Articles - Boring Boring Pensions


Pensions are fascinating. In my line of work you would expect me to say that, but I do get bemused as to why more people don’t think the same. Maybe it’s a hangover from the days when of the traditional ‘Defined Benefit’ (DB) or ‘final salary’ pension schemes. In those days you didn’t really need to think about your pension. You just worked until you were 60 or 65 and the scheme paid you your pension until you died.

 By Dale Critchley, Policy Manager, Aviva 
  
 But now we are in a world where Defined Contribution (DC) pensions are the norm, so surely people should be paying a bit more attention.
  
 In the DB days there was little you could do to influence your pension pay out, short of making sure your final salary was as high as possible. But in times of DC pensions there is plenty that can be done to try and boost the amount of money we have saved for retirement.
  
 We can increase our own regular contributions, we can find an employer who has a more generous pension scheme, we can choose our own investments or get a financial adviser to do it for us, we can consolidate our pension pots to avoid paying higher charges. I could go on.
  
 And despite all that, people still aren’t really engaging with pensions.
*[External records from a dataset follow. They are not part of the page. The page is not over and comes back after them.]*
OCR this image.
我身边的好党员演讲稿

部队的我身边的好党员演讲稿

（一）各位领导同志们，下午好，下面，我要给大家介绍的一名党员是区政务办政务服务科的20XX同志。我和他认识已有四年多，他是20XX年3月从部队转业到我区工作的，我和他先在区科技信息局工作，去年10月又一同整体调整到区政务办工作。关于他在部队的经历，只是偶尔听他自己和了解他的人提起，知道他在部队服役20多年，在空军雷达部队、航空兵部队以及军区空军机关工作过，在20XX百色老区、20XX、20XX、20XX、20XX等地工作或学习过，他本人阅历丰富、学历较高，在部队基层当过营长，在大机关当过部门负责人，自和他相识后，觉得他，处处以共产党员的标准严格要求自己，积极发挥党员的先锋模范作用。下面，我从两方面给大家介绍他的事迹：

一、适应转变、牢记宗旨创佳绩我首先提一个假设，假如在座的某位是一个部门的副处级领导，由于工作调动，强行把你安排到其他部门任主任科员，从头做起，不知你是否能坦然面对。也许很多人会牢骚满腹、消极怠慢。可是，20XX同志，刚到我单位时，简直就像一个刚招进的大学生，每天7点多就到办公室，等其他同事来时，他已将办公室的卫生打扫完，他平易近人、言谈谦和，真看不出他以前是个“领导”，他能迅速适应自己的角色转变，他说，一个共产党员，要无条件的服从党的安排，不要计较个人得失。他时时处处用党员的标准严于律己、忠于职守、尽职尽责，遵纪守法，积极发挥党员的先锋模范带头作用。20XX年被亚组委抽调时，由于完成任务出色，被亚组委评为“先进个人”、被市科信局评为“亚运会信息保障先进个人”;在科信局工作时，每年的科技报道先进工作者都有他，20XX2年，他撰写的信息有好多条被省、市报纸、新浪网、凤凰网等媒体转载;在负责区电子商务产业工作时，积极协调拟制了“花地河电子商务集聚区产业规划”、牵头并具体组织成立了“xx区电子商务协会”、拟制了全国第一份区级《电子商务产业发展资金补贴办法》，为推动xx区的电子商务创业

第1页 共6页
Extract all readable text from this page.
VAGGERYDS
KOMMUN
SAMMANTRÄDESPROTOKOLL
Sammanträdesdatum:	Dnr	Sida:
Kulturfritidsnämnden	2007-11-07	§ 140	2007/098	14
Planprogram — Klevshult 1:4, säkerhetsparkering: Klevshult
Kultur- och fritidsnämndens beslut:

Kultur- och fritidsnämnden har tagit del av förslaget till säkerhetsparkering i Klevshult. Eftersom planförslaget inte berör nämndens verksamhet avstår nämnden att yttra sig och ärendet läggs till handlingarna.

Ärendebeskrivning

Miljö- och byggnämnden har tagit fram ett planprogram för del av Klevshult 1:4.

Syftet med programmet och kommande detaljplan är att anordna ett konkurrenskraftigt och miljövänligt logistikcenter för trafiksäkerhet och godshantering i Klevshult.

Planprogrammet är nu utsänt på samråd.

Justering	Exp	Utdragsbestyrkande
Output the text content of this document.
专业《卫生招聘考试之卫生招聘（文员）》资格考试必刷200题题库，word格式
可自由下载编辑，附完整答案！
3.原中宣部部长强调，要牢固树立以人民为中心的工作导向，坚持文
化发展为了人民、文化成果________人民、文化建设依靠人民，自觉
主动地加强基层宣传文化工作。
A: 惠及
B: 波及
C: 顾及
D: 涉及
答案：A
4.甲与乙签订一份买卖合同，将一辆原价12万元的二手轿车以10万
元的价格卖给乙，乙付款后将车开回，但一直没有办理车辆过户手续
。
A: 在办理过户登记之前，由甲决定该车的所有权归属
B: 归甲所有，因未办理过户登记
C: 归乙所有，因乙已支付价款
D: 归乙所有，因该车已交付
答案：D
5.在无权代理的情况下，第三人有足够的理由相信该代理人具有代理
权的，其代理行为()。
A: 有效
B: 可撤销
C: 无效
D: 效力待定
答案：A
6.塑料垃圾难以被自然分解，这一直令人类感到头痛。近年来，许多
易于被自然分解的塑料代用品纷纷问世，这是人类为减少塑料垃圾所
Some research we ran found that 17% of people avoid talking to friends and family about pensions for fear of appearing boring.
  
 That’s despite retirement planning being shaken up in the past decade.
 - 2011: The default retirement age is scrapped. We are now free to work as long as we want and our employer can’t ask us to finish at 65.
 - 2012: Auto-enrolment is introduced. So far, almost 10m people have been put into a workplace pension scheme. Most people in work now have a pension plan.
 - 2015: Pension Freedoms are announced. An annuity is no longer the default option. A DC pension pot isn’t necessarily a long term income, individuals can spend their savings as they like.
  
 And those are just the ‘big ticket’ items. There’s been plenty more technical developments along the way that have had an influence such as charge capping, the growth of Master Trusts and the Retirement Distribution Review (effectively the end of commission for financial advisers).
  
 There’s plenty that’s still to be done to help people become more interested in their pensions though. More than a third of people we surveyed told us financial education would help and a similar figure said easier ways to access information about their pension would help as well.
  
 The DC industry, is doing it’s best to digitise pensions. Online access is almost universal for modern pension schemes, we have our MyAviva app and recently we even launched a skill on Amazon’s Alexa so people can ask how much they have in their pension.
  
 The industry can – provide information and tools to members, trustee governance can make a difference, but substantive change requires members to make the right decisions. The money in our DC pensions belong to us and come age 55 we will be able to do what we like with it.
  
 If lack of engagement is because of a DB hangover then we’ll only make the most of the DC opportunities if we take the time to understand what we have, and plan what we can do to influence our retirement income, perhaps over a cup of strong coffee.